Software/Systems Engineering Projects: How to work with the independent RegulatorFollow article
This is the third of my blogs on working in a regulated industry as a software/systems engineering professional. The other two parts are available here to read: Preparing for Regulatory Approval and The Impact of having regulatory requirements on a Software project.
A lot of engineers work in industries where their products require external regulatory approval, eg Pharmaceutical, Defence, Aviation, Medicinal aids etc. External Regulatory approval may also be related to such topics as Cyber Security.
As previously, I have used anonymised examples from defence and aviation as those are the industries that I have experience in. My examples will also be based around working with Independent Safety Regulators reviewing the product safety (not Health and Safety which I have no experience or competence in!). This article is very much a personal opinion of how to work on a project where the end result will need regulatory approval. I have also been extremely fortunate in working with constructive and helpful Regulators.
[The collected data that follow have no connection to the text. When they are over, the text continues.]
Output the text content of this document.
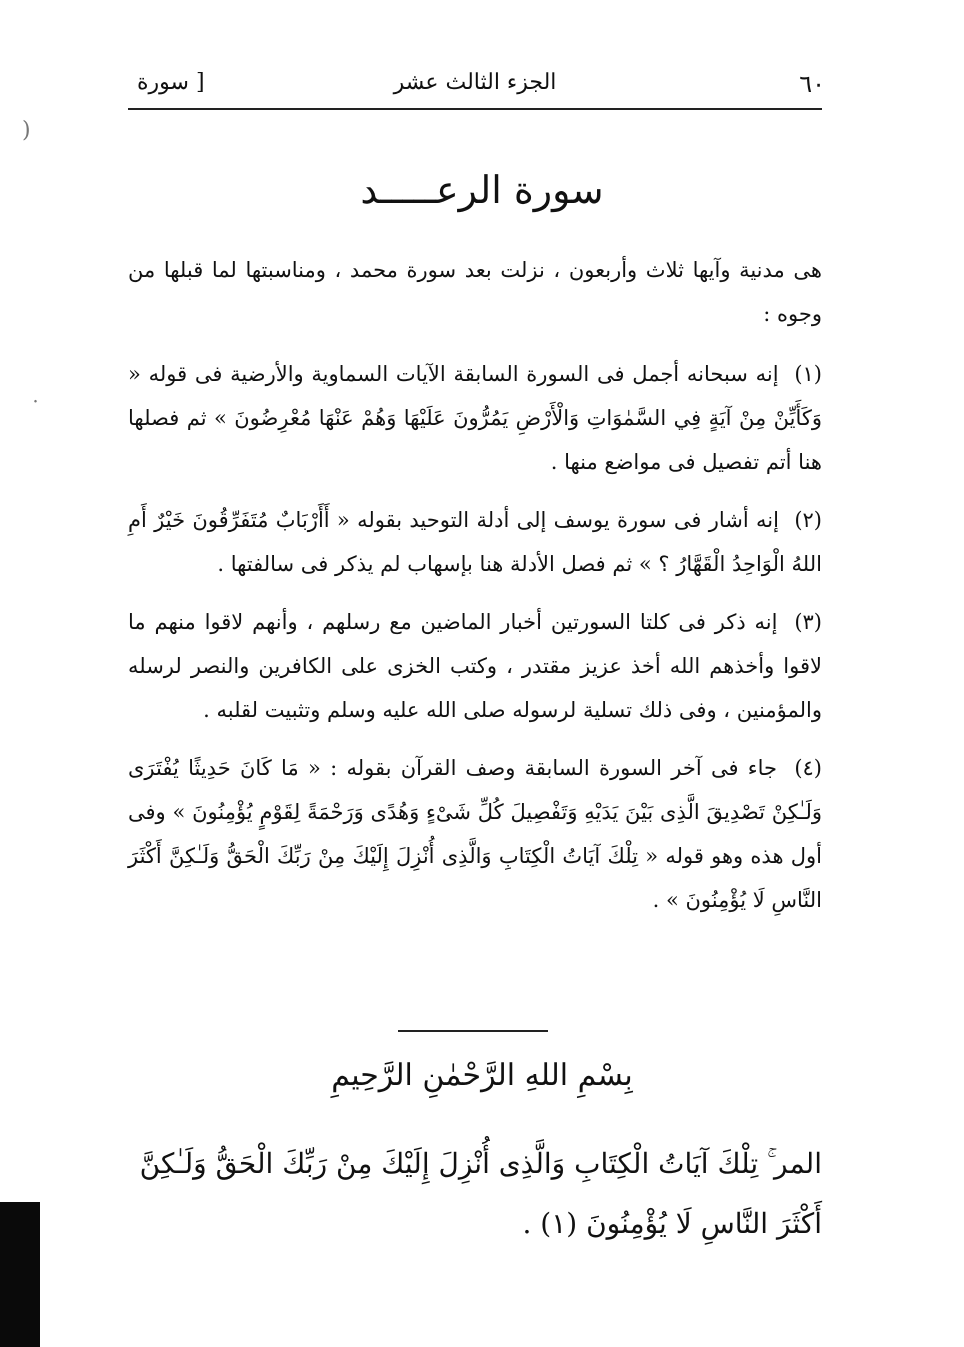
٦٠
الجزء الثالث عشر
[ سورة
سورة الرعـــــد

هى مدنية وآيها ثلاث وأربعون ، نزلت بعد سورة محمد ، ومناسبتها لما قبلها من وجوه :

(١) إنه سبحانه أجمل فى السورة السابقة الآيات السماوية والأرضية فى قوله « وَكَأَيِّنْ مِنْ آيَةٍ فِي السَّمٰوَاتِ وَالْأَرْضِ يَمُرُّونَ عَلَيْهَا وَهُمْ عَنْهَا مُعْرِضُونَ » ثم فصلها هنا أتم تفصيل فى مواضع منها .

(٢) إنه أشار فى سورة يوسف إلى أدلة التوحيد بقوله « أَأَرْبَابٌ مُتَفَرِّقُونَ خَيْرٌ أَمِ اللهُ الْوَاحِدُ الْقَهَّارُ ؟ » ثم فصل الأدلة هنا بإسهاب لم يذكر فى سالفتها .

(٣) إنه ذكر فى كلتا السورتين أخبار الماضين مع رسلهم ، وأنهم لاقوا منهم ما لاقوا وأخذهم الله أخذ عزيز مقتدر ، وكتب الخزى على الكافرين والنصر لرسله والمؤمنين ، وفى ذلك تسلية لرسوله صلى الله عليه وسلم وتثبيت لقلبه .

(٤) جاء فى آخر السورة السابقة وصف القرآن بقوله : « مَا كَانَ حَدِيثًا يُفْتَرَى وَلَـٰكِنْ تَصْدِيقَ الَّذِى بَيْنَ يَدَيْهِ وَتَفْصِيلَ كُلِّ شَىْءٍ وَهُدًى وَرَحْمَةً لِقَوْمٍ يُؤْمِنُونَ » وفى أول هذه وهو قوله « تِلْكَ آيَاتُ الْكِتَابِ وَالَّذِى أُنْزِلَ إِلَيْكَ مِنْ رَبِّكَ الْحَقُّ وَلَـٰكِنَّ أَكْثَرَ النَّاسِ لَا يُؤْمِنُونَ » .

بِسْمِ اللهِ الرَّحْمٰنِ الرَّحِيمِ
المر ۚ تِلْكَ آيَاتُ الْكِتَابِ وَالَّذِى أُنْزِلَ إِلَيْكَ مِنْ رَبِّكَ الْحَقُّ وَلَـٰكِنَّ أَكْثَرَ النَّاسِ لَا يُؤْمِنُونَ (١) .
)
˙
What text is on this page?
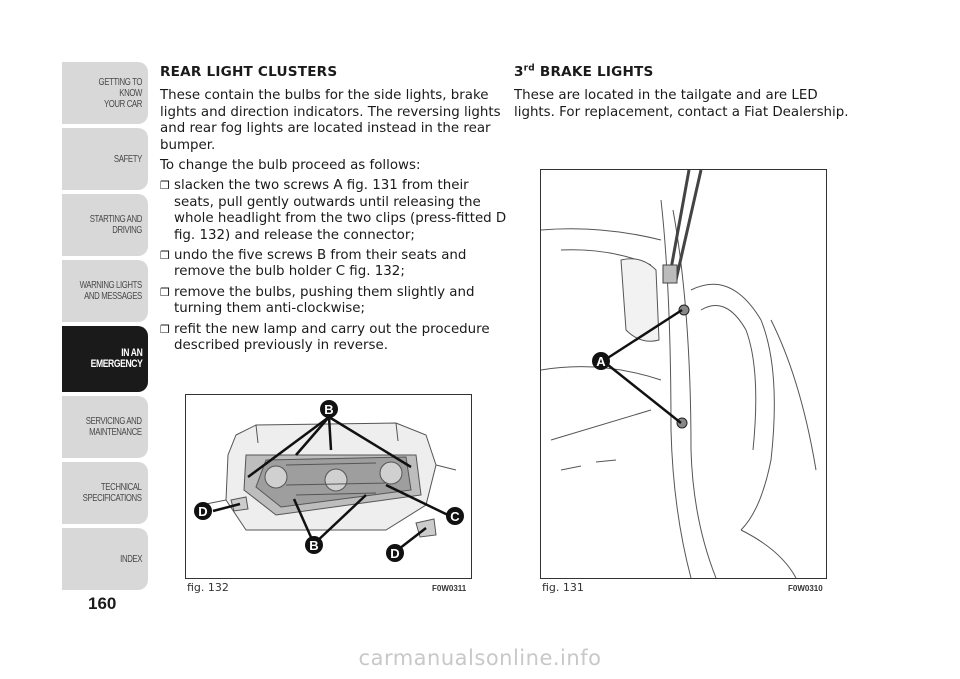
GETTING TO KNOW
YOUR CAR
SAFETY
STARTING AND
DRIVING
WARNING LIGHTS
AND MESSAGES
IN AN
EMERGENCY
SERVICING AND
MAINTENANCE
TECHNICAL
SPECIFICATIONS
INDEX
160
REAR LIGHT CLUSTERS

These contain the bulbs for the side lights, brake lights and direction indicators. The reversing lights and rear fog lights are located instead in the rear bumper.

To change the bulb proceed as follows:

❒ slacken the two screws A fig. 131 from their seats, pull gently outwards until releasing the whole headlight from the two clips (press-fitted D fig. 132) and release the connector;
❒ undo the five screws B from their seats and remove the bulb holder C fig. 132;
❒ remove the bulbs, pushing them slightly and turning them anti-clockwise;
❒ refit the new lamp and carry out the procedure described previously in reverse.
3rd BRAKE LIGHTS

These are located in the tailgate and are LED lights. For replacement, contact a Fiat Dealership.

B
D	C
B
D
fig. 132	F0W0311
A
fig. 131	F0W0310
carmanualsonline.info
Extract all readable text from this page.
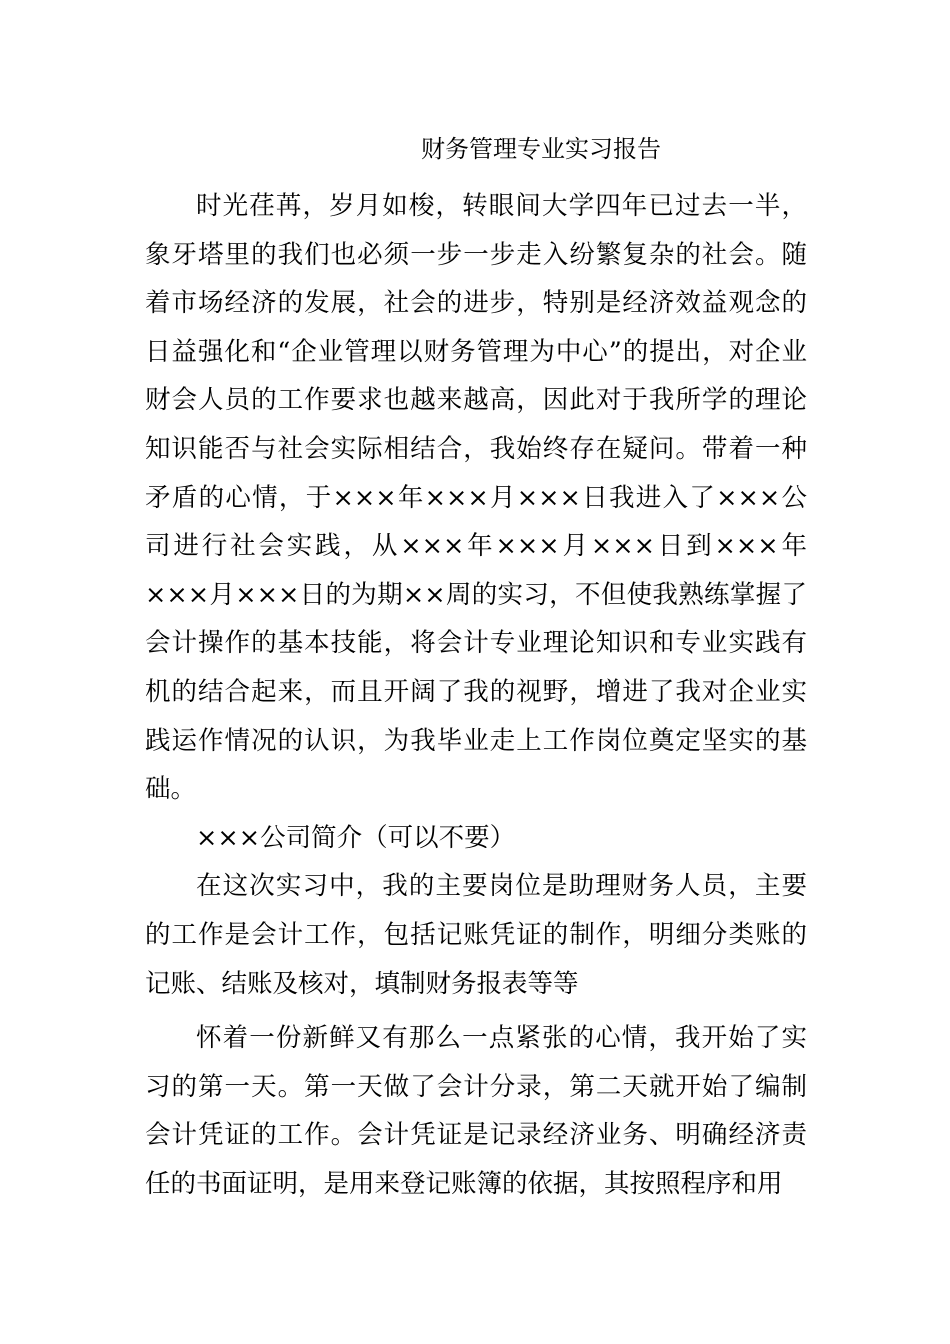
财务管理专业实习报告

时光荏苒，岁月如梭，转眼间大学四年已过去一半，象牙塔里的我们也必须一步一步走入纷繁复杂的社会。随着市场经济的发展，社会的进步，特别是经济效益观念的日益强化和“企业管理以财务管理为中心”的提出，对企业财会人员的工作要求也越来越高，因此对于我所学的理论知识能否与社会实际相结合，我始终存在疑问。带着一种矛盾的心情，于×××年×××月×××日我进入了×××公司进行社会实践，从×××年×××月×××日到×××年×××月×××日的为期××周的实习，不但使我熟练掌握了会计操作的基本技能，将会计专业理论知识和专业实践有机的结合起来，而且开阔了我的视野，增进了我对企业实践运作情况的认识，为我毕业走上工作岗位奠定坚实的基础。

×××公司简介（可以不要）

在这次实习中，我的主要岗位是助理财务人员，主要的工作是会计工作，包括记账凭证的制作，明细分类账的记账、结账及核对，填制财务报表等等

怀着一份新鲜又有那么一点紧张的心情，我开始了实习的第一天。第一天做了会计分录，第二天就开始了编制会计凭证的工作。会计凭证是记录经济业务、明确经济责任的书面证明，是用来登记账簿的依据，其按照程序和用
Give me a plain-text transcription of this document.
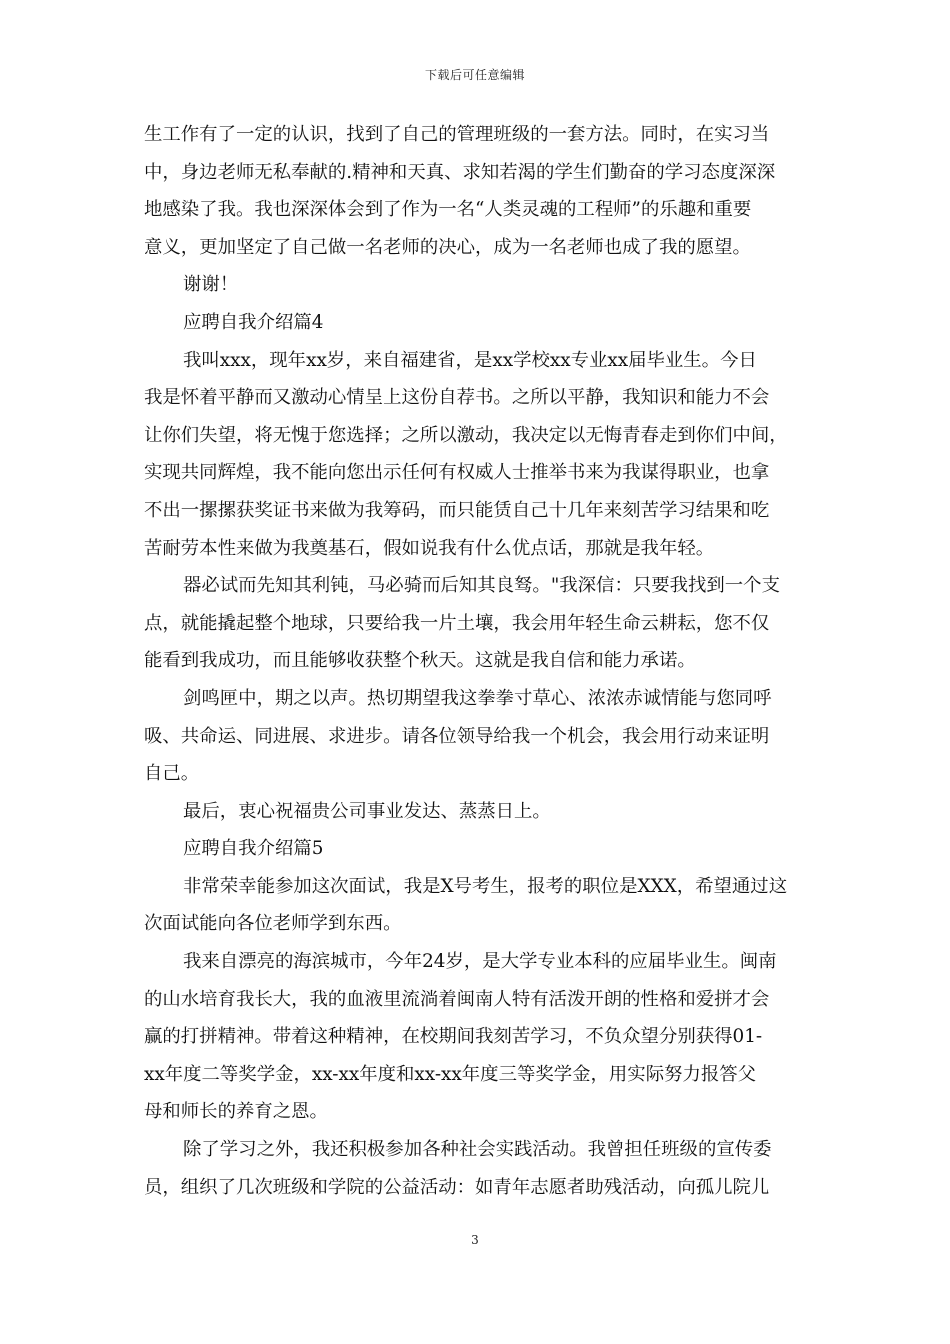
下载后可任意编辑
生工作有了一定的认识，找到了自己的管理班级的一套方法。同时，在实习当
中，身边老师无私奉献的.精神和天真、求知若渴的学生们勤奋的学习态度深深
地感染了我。我也深深体会到了作为一名“人类灵魂的工程师”的乐趣和重要
意义，更加坚定了自己做一名老师的决心，成为一名老师也成了我的愿望。
谢谢！
应聘自我介绍篇4
我叫xxx，现年xx岁，来自福建省，是xx学校xx专业xx届毕业生。今日
我是怀着平静而又激动心情呈上这份自荐书。之所以平静，我知识和能力不会
让你们失望，将无愧于您选择；之所以激动，我决定以无悔青春走到你们中间，
实现共同辉煌，我不能向您出示任何有权威人士推举书来为我谋得职业，也拿
不出一摞摞获奖证书来做为我筹码，而只能赁自己十几年来刻苦学习结果和吃
苦耐劳本性来做为我奠基石，假如说我有什么优点话，那就是我年轻。
器必试而先知其利钝，马必骑而后知其良驽。"我深信：只要我找到一个支
点，就能撬起整个地球，只要给我一片土壤，我会用年轻生命云耕耘，您不仅
能看到我成功，而且能够收获整个秋天。这就是我自信和能力承诺。
剑鸣匣中，期之以声。热切期望我这拳拳寸草心、浓浓赤诚情能与您同呼
吸、共命运、同进展、求进步。请各位领导给我一个机会，我会用行动来证明
自己。
最后，衷心祝福贵公司事业发达、蒸蒸日上。
应聘自我介绍篇5
非常荣幸能参加这次面试，我是X号考生，报考的职位是XXX，希望通过这
次面试能向各位老师学到东西。
我来自漂亮的海滨城市，今年24岁，是大学专业本科的应届毕业生。闽南
的山水培育我长大，我的血液里流淌着闽南人特有活泼开朗的性格和爱拼才会
赢的打拼精神。带着这种精神，在校期间我刻苦学习，不负众望分别获得01-
xx年度二等奖学金，xx-xx年度和xx-xx年度三等奖学金，用实际努力报答父
母和师长的养育之恩。
除了学习之外，我还积极参加各种社会实践活动。我曾担任班级的宣传委
员，组织了几次班级和学院的公益活动：如青年志愿者助残活动，向孤儿院儿
3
The key thing is that you need to start engaging with the Regulator at the start of the project and maintain that throughout the project. It is my opinion that building a good relationship with the Regulator can pay dividends and ease the approval mechanism. (Note, I was very interested to see some press reports about how the University of Oxford/ AstraZeneca COVID vaccine trials and the regulatory approval was obtained. There, it was reported, that they have been working with the regulator and sending them information during the development and the vaccine trails rather than waiting until the end.)
On one project, we had a formal meeting comprising both main suppliers, the end customer and the Independent Safety Regulator. When I was introduced to the Regulator, who I was sitting next to, I stated how pleased I was to meet him, as I wanted to have a discussion regarding his role and the impact of his role on the work that I was tasked with the undertaking. His response was shock and a comment that very few people wanted to meet him and usually kept him at arm's length! During the subsequent discussion, we were able to identify what the key issues were going to be and where he was going to focus his attention which made subsequent work more straightforward.
On a different project, I took over from a Safety Manager where the project was responsible for replacing multiple instances of some obsolete infrastructure equipment. I took over when all the safety documentation for the first site had been produced but we were still waiting to commission it into service. Before the first site could be introduced into service, the Regulator needed to review all the (considerable) documentation and visit the site to review the installation. As the other sites were going to be installing the same equipment I was keen to identify whether there was a way to simplify the safety documentation for these subsequent sites to ease the workload for me and the review process for all the impacted parties (5 in total). As I said to the Project Manager when suggesting this, it would save me copying and pasting the documentation (with the associated risk of human error) and that “I didn’t want to write multiple versions of this and I’m sure the others didn’t want to read it either!”. After discussing and agreeing on the proposed approach and therefore the documentation amendments needed internally, I arranged a meeting with the Regulator and spent a couple of hours going through the changes and explaining my rationale. With the explanations that I had already provided to my internal stakeholders, I could confidently talk it through with them and answer all their questions. After this meeting, they agreed with the proposed changes which I could then finalise and implement. As a result, what was supposed to be a full-time role on that project meant that I could manage multiple projects thus saving the company and each project a significant amount of money and time.
In all the companies that I have worked in where there is an independent safety group, there has always been a direct line of report up to senior management bypassing any project management. This provides a mechanism for raising safety concerns independent of the project, if necessary. With that route and also the option for raising concerns directly with the regulator, sometimes having a regulator can be of great benefit. I have never had to approach the regulator in this way, but I know of cases where it was considered.
One final example: there was one occasion where I needed help from the head of security on a project. I was working for a supplier and was faced with having to deal with a security concern which while it was primarily my concern could have had an impact on the security of the whole project. Because the security manager was approachable and helpful, I was able to have an open and honest conversation about the problem that I was facing, and we were then able to work together to identify a solution that meets my requirements while maintaining the security of the project.